GREEN IS GOOD
by Meg White
I discussed strategies and got a few tips from resourceful readers along the way. But as a busy person living in a big city with few recycling options, I can only reduce my plastic usage and increase my plastic reuse just so much before driving everyone around me crazy.
It’s great that cities and even entire countries are moving toward banning the give-away, single-use plastic bags that are currently so ubiquitous in most Americans’ lives. But honestly, that’s just a start.
Because my self-imposed bag ban included an inventory of other single-use plastic, I was faced with the realization that plastic is so ingrained in the way we interact with the world as consumers that it’s nearly invisible. Everything from the bagel I had for breakfast this morning to the liner in my kitchen garbage can depends upon single-use plastic.
This whole experiment was about taking a closer look at waste. A good place to start is by examining our society’s addiction packaging materials in general. I wonder how much of our dependence upon packaging is a cleverly-manufactured marketing scheme, anyway.
A tough look at our nation’s penchant for consumerism would certainly help us remember the often-forgotten first of the “three Rs” pledge to reduce the amount we consume in the first place. The mere act of tying the purchase of one item more closely with the disposal in a landfill of whatever that shiny new object is replacing might give us a useful (and money-saving) pause.
Taking a close look at the whole idea of “plastic” could be helpful as well. More and more traditionally plastic items, from water bottles to trash bags, are available in reusable and/or biodegradable form.

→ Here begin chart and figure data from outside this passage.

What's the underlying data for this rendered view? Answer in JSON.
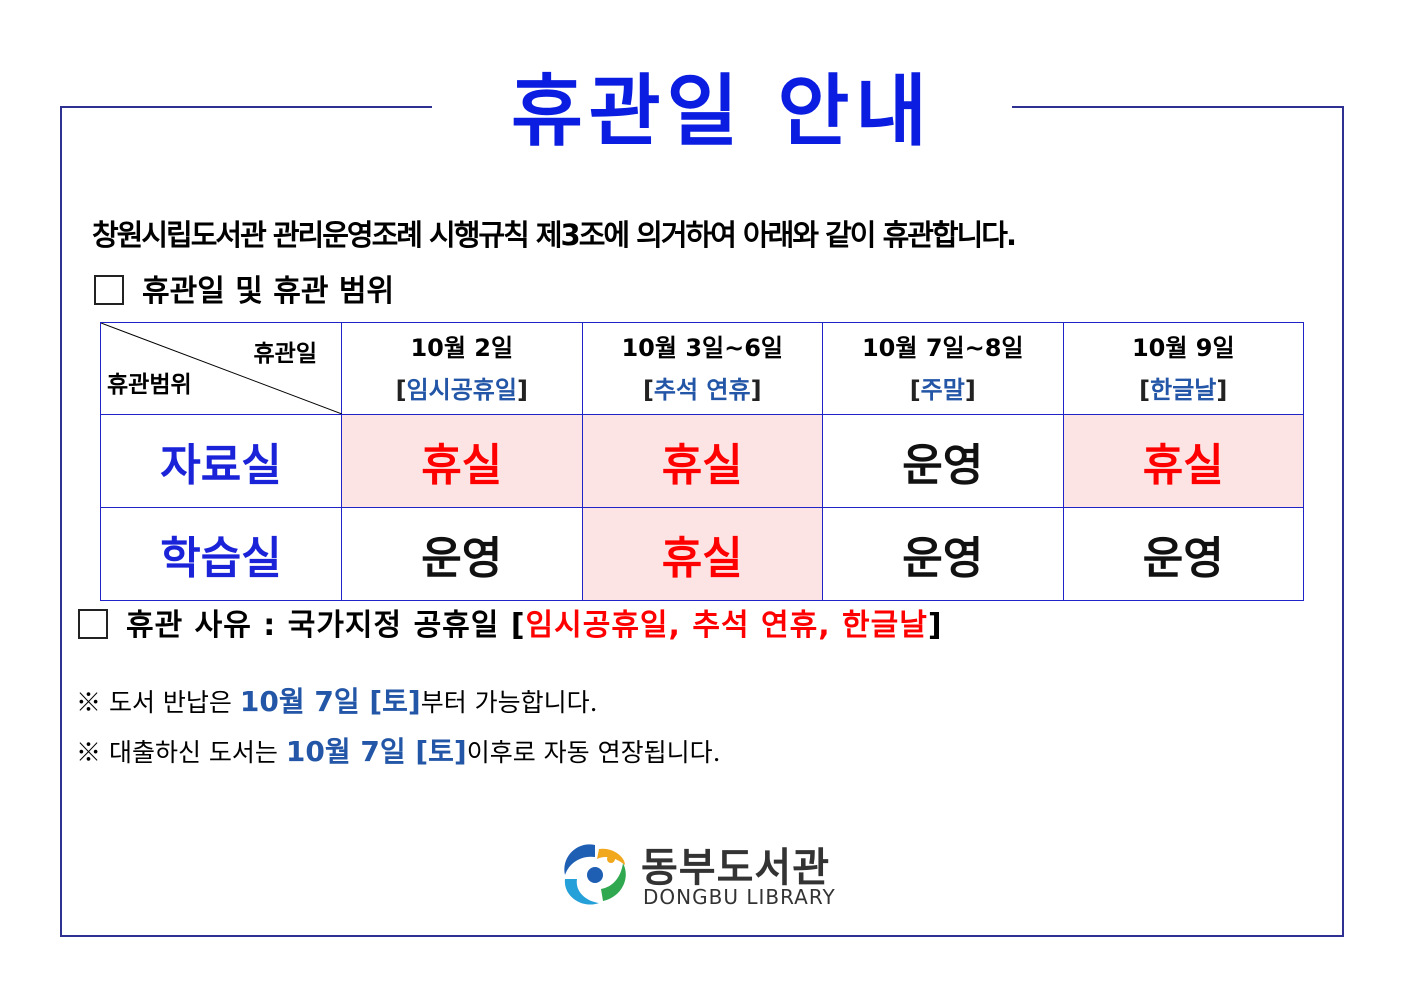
{
  "title": "휴관일 안내",
  "intro": "창원시립도서관 관리운영조례 시행규칙 제3조에 의거하여 아래와 같이 휴관합니다.",
  "section1": "휴관일 및 휴관 범위",
  "table": {
    "corner_top": "휴관일",
    "corner_bottom": "휴관범위",
    "columns": [
      {
        "date": "10월 2일",
        "label": "임시공휴일"
      },
      {
        "date": "10월 3일~6일",
        "label": "추석 연휴"
      },
      {
        "date": "10월 7일~8일",
        "label": "주말"
      },
      {
        "date": "10월 9일",
        "label": "한글날"
      }
    ],
    "rows": [
      {
        "name": "자료실",
        "cells": [
          "휴실",
          "휴실",
          "운영",
          "휴실"
        ]
      },
      {
        "name": "학습실",
        "cells": [
          "운영",
          "휴실",
          "운영",
          "운영"
        ]
      }
    ]
  },
  "section2": {
    "prefix": "휴관 사유 : 국가지정 공휴일 [",
    "reasons": "임시공휴일, 추석 연휴, 한글날",
    "suffix": "]"
  },
  "notes": [
    {
      "mark": "※",
      "before": "도서 반납은",
      "highlight": "10월 7일 [토]",
      "after": "부터 가능합니다."
    },
    {
      "mark": "※",
      "before": "대출하신 도서는",
      "highlight": "10월 7일 [토]",
      "after": "이후로 자동 연장됩니다."
    }
  ],
  "logo": {
    "korean": "동부도서관",
    "english": "DONGBU LIBRARY"
  },
  "colors": {
    "title": "#0a1de0",
    "frame": "#2e3192",
    "closed_bg": "#fde4e4",
    "closed_text": "#ff0000",
    "accent_blue": "#2356a6"
  }
}
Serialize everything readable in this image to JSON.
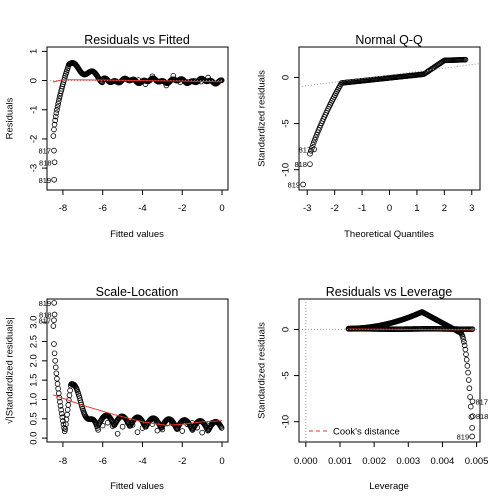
{
  "chart_data": [
    {
      "type": "scatter",
      "title": "Residuals vs Fitted",
      "xlabel": "Fitted values",
      "ylabel": "Residuals",
      "xlim": [
        -8.8,
        0.3
      ],
      "ylim": [
        -3.75,
        1.15
      ],
      "xticks": [
        -8,
        -6,
        -4,
        -2,
        0
      ],
      "yticks": [
        -3,
        -2,
        -1,
        0,
        1
      ],
      "labeled_points": [
        {
          "label": "817",
          "x": -8.45,
          "y": -2.4
        },
        {
          "label": "818",
          "x": -8.42,
          "y": -2.8
        },
        {
          "label": "819",
          "x": -8.44,
          "y": -3.4
        }
      ],
      "reference_line": {
        "y": 0
      },
      "smoother": [
        [
          -8.5,
          -0.05
        ],
        [
          -8.0,
          0.03
        ],
        [
          -6,
          0.02
        ],
        [
          -4,
          0.0
        ],
        [
          -2,
          -0.02
        ],
        [
          0,
          -0.04
        ]
      ]
    },
    {
      "type": "scatter",
      "title": "Normal Q-Q",
      "xlabel": "Theoretical Quantiles",
      "ylabel": "Standardized residuals",
      "xlim": [
        -3.3,
        3.3
      ],
      "ylim": [
        -12.2,
        3.3
      ],
      "xticks": [
        -3,
        -2,
        -1,
        0,
        1,
        2,
        3
      ],
      "yticks": [
        -10,
        -5,
        0
      ],
      "labeled_points": [
        {
          "label": "817",
          "x": -2.75,
          "y": -7.8
        },
        {
          "label": "818",
          "x": -2.9,
          "y": -9.4
        },
        {
          "label": "819",
          "x": -3.15,
          "y": -11.6
        }
      ],
      "reference_line": [
        [
          -3.3,
          -1.0
        ],
        [
          3.3,
          1.5
        ]
      ]
    },
    {
      "type": "scatter",
      "title": "Scale-Location",
      "xlabel": "Fitted values",
      "ylabel": "√|Standardized residuals|",
      "xlim": [
        -8.8,
        0.3
      ],
      "ylim": [
        -0.1,
        3.6
      ],
      "xticks": [
        -8,
        -6,
        -4,
        -2,
        0
      ],
      "yticks": [
        0.0,
        0.5,
        1.0,
        1.5,
        2.0,
        2.5,
        3.0
      ],
      "labeled_points": [
        {
          "label": "819",
          "x": -8.44,
          "y": 3.5
        },
        {
          "label": "818",
          "x": -8.42,
          "y": 3.2
        },
        {
          "label": "817",
          "x": -8.45,
          "y": 3.05
        }
      ],
      "smoother": [
        [
          -8.5,
          1.12
        ],
        [
          -7,
          0.85
        ],
        [
          -5.5,
          0.62
        ],
        [
          -4,
          0.42
        ],
        [
          -2.8,
          0.33
        ],
        [
          -2,
          0.36
        ],
        [
          -1,
          0.42
        ],
        [
          0,
          0.45
        ]
      ]
    },
    {
      "type": "scatter",
      "title": "Residuals vs Leverage",
      "xlabel": "Leverage",
      "ylabel": "Standardized residuals",
      "xlim": [
        -0.0002,
        0.0051
      ],
      "ylim": [
        -12.2,
        3.3
      ],
      "xticks": [
        0.0,
        0.001,
        0.002,
        0.003,
        0.004,
        0.005
      ],
      "xtick_labels": [
        "0.000",
        "0.001",
        "0.002",
        "0.003",
        "0.004",
        "0.005"
      ],
      "yticks": [
        -10,
        -5,
        0
      ],
      "labeled_points": [
        {
          "label": "817",
          "x": 0.00488,
          "y": -7.8
        },
        {
          "label": "818",
          "x": 0.00489,
          "y": -9.4
        },
        {
          "label": "819",
          "x": 0.00487,
          "y": -11.6
        }
      ],
      "legend": {
        "label": "Cook's distance",
        "position": "bottom-left"
      }
    }
  ]
}
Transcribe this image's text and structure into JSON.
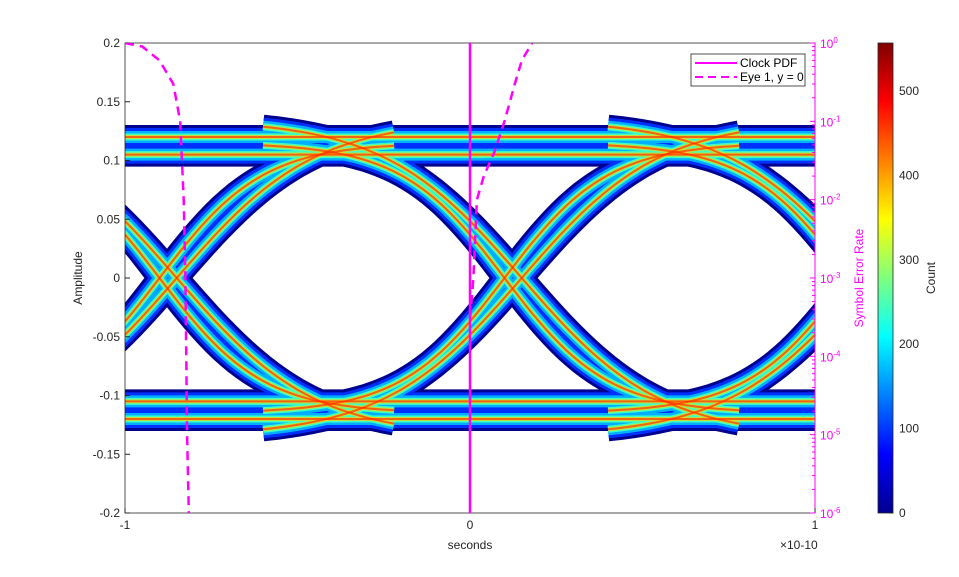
{
  "chart_data": {
    "type": "heatmap",
    "xlabel": "seconds",
    "x_exponent": "×10-10",
    "ylabel": "Amplitude",
    "y2label": "Symbol Error Rate",
    "colorbar_label": "Count",
    "xlim": [
      -1,
      1
    ],
    "ylim": [
      -0.2,
      0.2
    ],
    "y2lim": [
      1e-06,
      1
    ],
    "y2scale": "log",
    "clim": [
      0,
      557
    ],
    "colormap": "jet",
    "xticks": [
      "-1",
      "0",
      "1"
    ],
    "yticks": [
      "-0.2",
      "-0.15",
      "-0.1",
      "-0.05",
      "0",
      "0.05",
      "0.1",
      "0.15",
      "0.2"
    ],
    "y2ticks": [
      "10",
      "10",
      "10",
      "10",
      "10",
      "10",
      "10"
    ],
    "y2tick_exponents": [
      "-6",
      "-5",
      "-4",
      "-3",
      "-2",
      "-1",
      "0"
    ],
    "cticks": [
      "0",
      "100",
      "200",
      "300",
      "400",
      "500"
    ],
    "eye": {
      "levels": [
        -0.1,
        0.1
      ],
      "crossings_x": [
        -0.9,
        0.1
      ],
      "upper_crossings": [
        [
          -0.45,
          0.095
        ],
        [
          0.55,
          0.095
        ]
      ],
      "lower_crossings": [
        [
          -0.45,
          -0.095
        ],
        [
          0.55,
          -0.095
        ]
      ]
    },
    "series": [
      {
        "name": "Clock PDF",
        "style": "solid",
        "color": "#ff00ff",
        "x": [
          0,
          0
        ],
        "y": [
          1e-06,
          1
        ]
      },
      {
        "name": "Eye 1, y = 0",
        "style": "dashed",
        "color": "#ff00ff",
        "segments": [
          {
            "x": [
              -1,
              -0.95,
              -0.9,
              -0.86,
              -0.84,
              -0.83,
              -0.825,
              -0.82,
              -0.815
            ],
            "y": [
              1,
              0.9,
              0.6,
              0.3,
              0.1,
              0.01,
              0.001,
              1e-05,
              1e-06
            ]
          },
          {
            "x": [
              0.0,
              0.01,
              0.02,
              0.04,
              0.07,
              0.1,
              0.13,
              0.15,
              0.18
            ],
            "y": [
              0.0003,
              0.001,
              0.01,
              0.02,
              0.04,
              0.1,
              0.3,
              0.6,
              1
            ]
          }
        ]
      }
    ],
    "legend": {
      "placement": "top-right",
      "entries": [
        "Clock PDF",
        "Eye 1, y = 0"
      ]
    }
  }
}
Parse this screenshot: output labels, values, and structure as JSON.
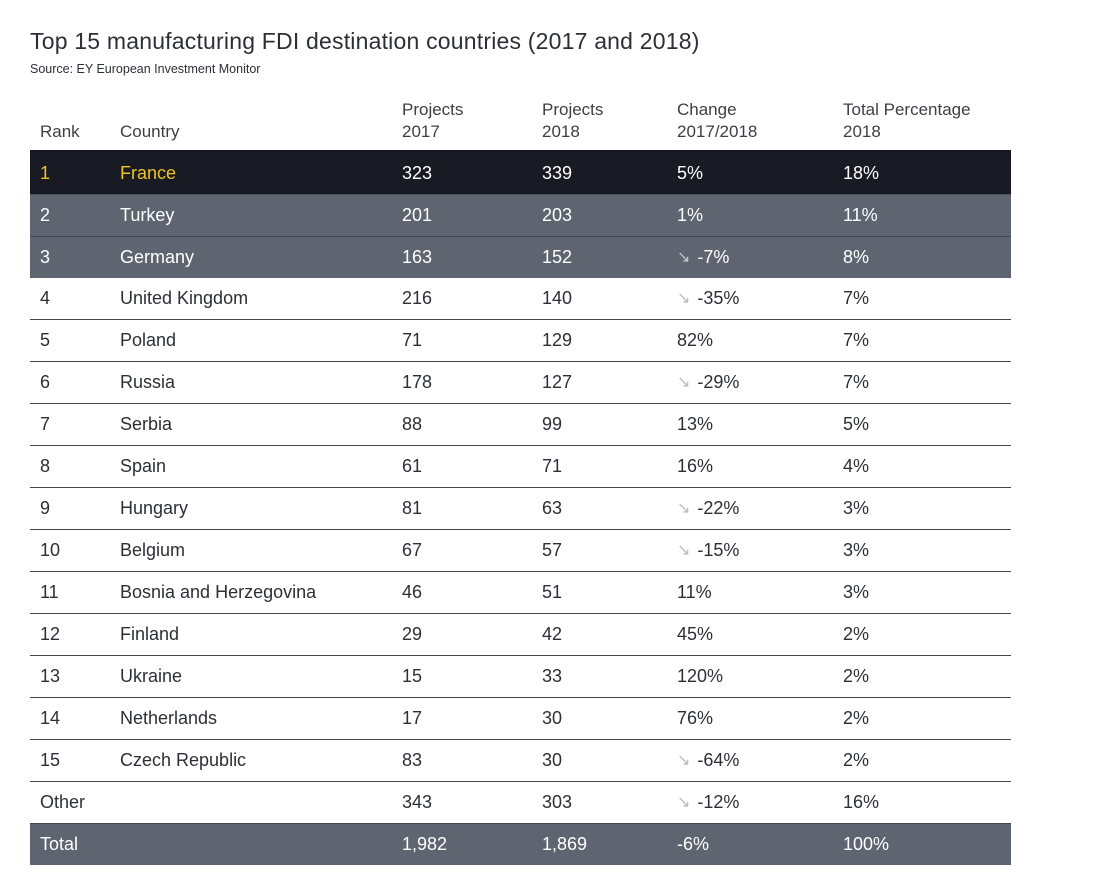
{
  "page": {
    "title": "Top 15 manufacturing FDI destination countries (2017 and 2018)",
    "source": "Source: EY European Investment Monitor"
  },
  "colors": {
    "highlight_row_bg": "#191b24",
    "highlight_text": "#efc327",
    "gray_row_bg": "#5e6571",
    "body_text": "#2e2e38",
    "arrow_gray": "#b7bac0"
  },
  "icons": {
    "decline_arrow": "down-right-arrow"
  },
  "chart_data": {
    "type": "table",
    "title": "Top 15 manufacturing FDI destination countries (2017 and 2018)",
    "source": "Source: EY European Investment Monitor",
    "columns": [
      {
        "line1": "",
        "line2": "Rank"
      },
      {
        "line1": "",
        "line2": "Country"
      },
      {
        "line1": "Projects",
        "line2": "2017"
      },
      {
        "line1": "Projects",
        "line2": "2018"
      },
      {
        "line1": "Change",
        "line2": "2017/2018"
      },
      {
        "line1": "Total Percentage",
        "line2": "2018"
      }
    ],
    "rows": [
      {
        "rank": "1",
        "country": "France",
        "projects_2017": "323",
        "projects_2018": "339",
        "change": "5%",
        "total_pct": "18%"
      },
      {
        "rank": "2",
        "country": "Turkey",
        "projects_2017": "201",
        "projects_2018": "203",
        "change": "1%",
        "total_pct": "11%"
      },
      {
        "rank": "3",
        "country": "Germany",
        "projects_2017": "163",
        "projects_2018": "152",
        "change": "-7%",
        "arrow_icon": "↘",
        "total_pct": "8%"
      },
      {
        "rank": "4",
        "country": "United Kingdom",
        "projects_2017": "216",
        "projects_2018": "140",
        "change": "-35%",
        "arrow_icon": "↘",
        "total_pct": "7%"
      },
      {
        "rank": "5",
        "country": "Poland",
        "projects_2017": "71",
        "projects_2018": "129",
        "change": "82%",
        "total_pct": "7%"
      },
      {
        "rank": "6",
        "country": "Russia",
        "projects_2017": "178",
        "projects_2018": "127",
        "change": "-29%",
        "arrow_icon": "↘",
        "total_pct": "7%"
      },
      {
        "rank": "7",
        "country": "Serbia",
        "projects_2017": "88",
        "projects_2018": "99",
        "change": "13%",
        "total_pct": "5%"
      },
      {
        "rank": "8",
        "country": "Spain",
        "projects_2017": "61",
        "projects_2018": "71",
        "change": "16%",
        "total_pct": "4%"
      },
      {
        "rank": "9",
        "country": "Hungary",
        "projects_2017": "81",
        "projects_2018": "63",
        "change": "-22%",
        "arrow_icon": "↘",
        "total_pct": "3%"
      },
      {
        "rank": "10",
        "country": "Belgium",
        "projects_2017": "67",
        "projects_2018": "57",
        "change": "-15%",
        "arrow_icon": "↘",
        "total_pct": "3%"
      },
      {
        "rank": "11",
        "country": "Bosnia and Herzegovina",
        "projects_2017": "46",
        "projects_2018": "51",
        "change": "11%",
        "total_pct": "3%"
      },
      {
        "rank": "12",
        "country": "Finland",
        "projects_2017": "29",
        "projects_2018": "42",
        "change": "45%",
        "total_pct": "2%"
      },
      {
        "rank": "13",
        "country": "Ukraine",
        "projects_2017": "15",
        "projects_2018": "33",
        "change": "120%",
        "total_pct": "2%"
      },
      {
        "rank": "14",
        "country": "Netherlands",
        "projects_2017": "17",
        "projects_2018": "30",
        "change": "76%",
        "total_pct": "2%"
      },
      {
        "rank": "15",
        "country": "Czech Republic",
        "projects_2017": "83",
        "projects_2018": "30",
        "change": "-64%",
        "arrow_icon": "↘",
        "total_pct": "2%"
      },
      {
        "rank": "Other",
        "country": "",
        "projects_2017": "343",
        "projects_2018": "303",
        "change": "-12%",
        "arrow_icon": "↘",
        "total_pct": "16%"
      },
      {
        "rank": "Total",
        "country": "",
        "projects_2017": "1,982",
        "projects_2018": "1,869",
        "change": "-6%",
        "total_pct": "100%"
      }
    ]
  }
}
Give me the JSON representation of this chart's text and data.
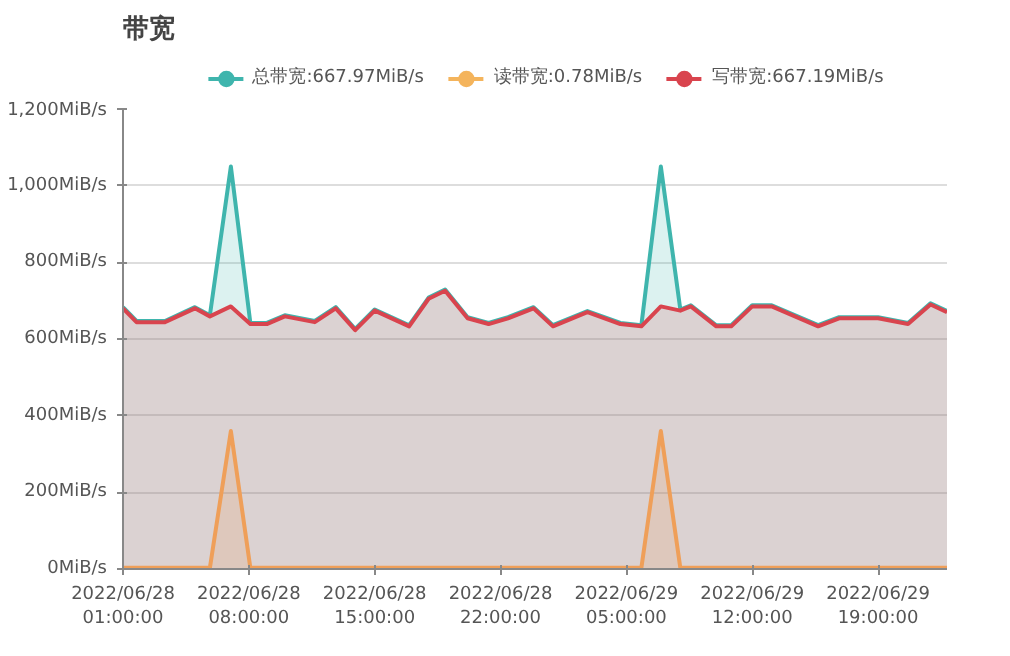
{
  "chart_data": {
    "type": "area",
    "title": "带宽",
    "x": [
      "2022-06-28T01:00",
      "2022-06-28T01:45",
      "2022-06-28T03:20",
      "2022-06-28T05:00",
      "2022-06-28T05:50",
      "2022-06-28T07:00",
      "2022-06-28T08:05",
      "2022-06-28T09:00",
      "2022-06-28T10:00",
      "2022-06-28T11:40",
      "2022-06-28T12:50",
      "2022-06-28T13:55",
      "2022-06-28T15:00",
      "2022-06-28T16:55",
      "2022-06-28T18:00",
      "2022-06-28T18:55",
      "2022-06-28T20:10",
      "2022-06-28T21:20",
      "2022-06-28T22:25",
      "2022-06-28T23:50",
      "2022-06-29T00:55",
      "2022-06-29T02:50",
      "2022-06-29T04:40",
      "2022-06-29T05:50",
      "2022-06-29T06:55",
      "2022-06-29T08:00",
      "2022-06-29T08:35",
      "2022-06-29T10:00",
      "2022-06-29T10:50",
      "2022-06-29T12:00",
      "2022-06-29T13:05",
      "2022-06-29T15:40",
      "2022-06-29T16:50",
      "2022-06-29T19:00",
      "2022-06-29T20:40",
      "2022-06-29T21:55",
      "2022-06-29T22:50"
    ],
    "series": [
      {
        "name": "总带宽:667.97MiB/s",
        "color": "#3fb5ad",
        "values": [
          683,
          647,
          647,
          683,
          662,
          1050,
          642,
          642,
          662,
          647,
          683,
          626,
          677,
          636,
          708,
          729,
          657,
          642,
          657,
          683,
          636,
          673,
          642,
          636,
          1050,
          677,
          688,
          636,
          636,
          688,
          688,
          636,
          657,
          657,
          642,
          693,
          673
        ]
      },
      {
        "name": "读带宽:0.78MiB/s",
        "color": "#f4b45c",
        "values": [
          3,
          3,
          3,
          3,
          3,
          360,
          3,
          3,
          3,
          3,
          3,
          3,
          3,
          3,
          3,
          3,
          3,
          3,
          3,
          3,
          3,
          3,
          3,
          3,
          360,
          3,
          3,
          3,
          3,
          3,
          3,
          3,
          3,
          3,
          3,
          3,
          3
        ]
      },
      {
        "name": "写带宽:667.19MiB/s",
        "color": "#d9444e",
        "values": [
          680,
          644,
          644,
          680,
          659,
          685,
          639,
          639,
          659,
          644,
          680,
          623,
          674,
          633,
          705,
          726,
          654,
          639,
          654,
          680,
          633,
          670,
          639,
          633,
          685,
          674,
          685,
          633,
          633,
          685,
          685,
          633,
          654,
          654,
          639,
          690,
          670
        ]
      }
    ],
    "xlim": [
      "2022-06-28T01:00",
      "2022-06-29T22:50"
    ],
    "xticks": [
      {
        "value": "2022-06-28T01:00",
        "label": "2022/06/28 01:00:00"
      },
      {
        "value": "2022-06-28T08:00",
        "label": "2022/06/28 08:00:00"
      },
      {
        "value": "2022-06-28T15:00",
        "label": "2022/06/28 15:00:00"
      },
      {
        "value": "2022-06-28T22:00",
        "label": "2022/06/28 22:00:00"
      },
      {
        "value": "2022-06-29T05:00",
        "label": "2022/06/29 05:00:00"
      },
      {
        "value": "2022-06-29T12:00",
        "label": "2022/06/29 12:00:00"
      },
      {
        "value": "2022-06-29T19:00",
        "label": "2022/06/29 19:00:00"
      }
    ],
    "ylim": [
      0,
      1200
    ],
    "yticks": [
      {
        "value": 0,
        "label": "0MiB/s"
      },
      {
        "value": 200,
        "label": "200MiB/s"
      },
      {
        "value": 400,
        "label": "400MiB/s"
      },
      {
        "value": 600,
        "label": "600MiB/s"
      },
      {
        "value": 800,
        "label": "800MiB/s"
      },
      {
        "value": 1000,
        "label": "1,000MiB/s"
      },
      {
        "value": 1200,
        "label": "1,200MiB/s"
      }
    ],
    "grid": "y",
    "legend": "top"
  }
}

However, any worthwhile anti-plastic campaign needs to be a thoughtful one. Switching out plastic in favor of disposable paper bags may create just as much waste: Though perhaps less toxic, it is wasteful of our shrinking natural resources. The approach should be holistic: We need to look at other areas of unnecessary waste, and consider alternatives like composting.
Furthermore, in the rush to demonize plastic, untruths have been circulated that are based on bad science. We shouldn’t let a plastic bag ban become the Holy Grail of environmentalism. Waste reduction is an important step in the greening process, but simply reducing one kind of waste, or relying on recycling alone is not going to solve our massive environmental problems.
Still, thinking more about plastic bags for a month can be a healthy step. It may seem like a silly exercise, but I highly encourage readers to try tallying the amount of plastic they use for a couple of weeks. Consider it an eco-sensitivity training course, if that helps. It gives one a closer approximation of one’s own personal carbon footprint, but it also is a great catalyst for change.